The Biden administration is negotiating an agreement with Mexico that could allow U.S. authorities to carry out large-scale deportations of non-Mexicans back across the border, an unprecedented move that could be a “game-changer,” reports the Washington Post. Biden officials say record numbers of illegal crossings have been fueled by the U.S.’s inability to return migrants to their home countries.
About 100 people from Haiti arrived this morning in the Florida Keys in an overloaded migrant sailboat. It is the first large migrant group to arrive in weeks, following efforts by U.S. authorities to try to stop boats at sea, reports the Miami Herald.

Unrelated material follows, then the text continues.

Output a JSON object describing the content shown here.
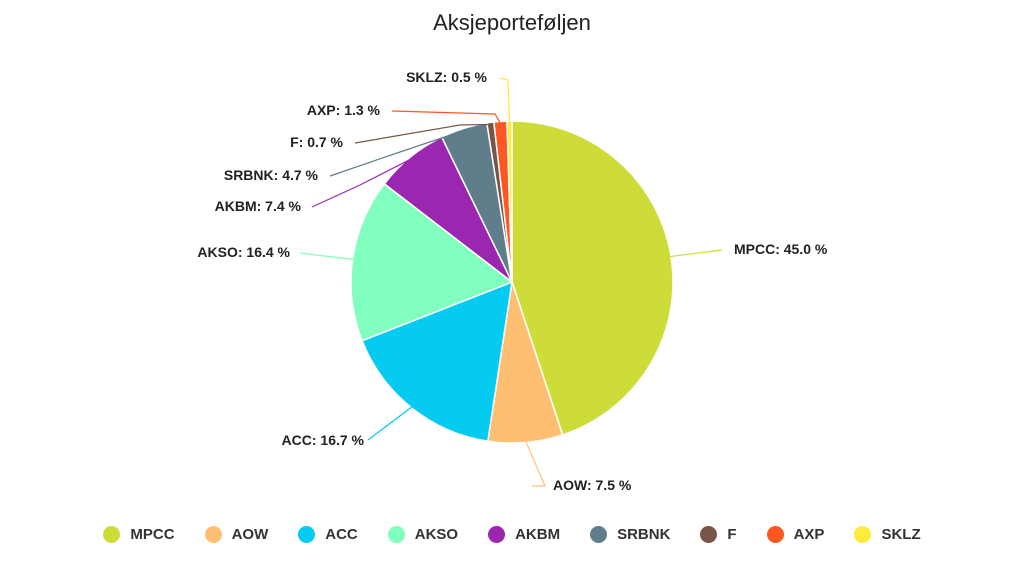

More than 1,100 garment workers in Haiti are sharing $1m in compensation from the owner of Tommy Hilfiger and Calvin Klein after the closure of a factory owned by a U.S. company left them destitute. PVH agreed to pay the sum to cover missed severance pay, pension contributions directly to workers and the government pension fund after involvement by the Worker Rights Consortium lobby group. (Guardian)
Venezuela’s opposition parties are expected to announce plans for presidential primaries next week — but they will have to overcome significant voter apathy to rally supporters, reports Reuters.
Colombian progressive lawmakers, environmental groups, and social movements might soon win a huge legislative victory prohibiting fracking — but deepening struggles over the social and environmental impacts of oil and gas extraction loom, writes Patricia Rodríguez in Nacla.
Improved crime statistics in El Salvador won’t stop migration for a population hit by economic insecurity, writes Eddie Galdamez in Global Voices.
Tourism is a clear achievement of the Bukele government, writes Tim Muth in El Salvador Perspectives.
More than half the endemic birds of the Bahamas are judged in danger of global extinction, reports the Miami Herald.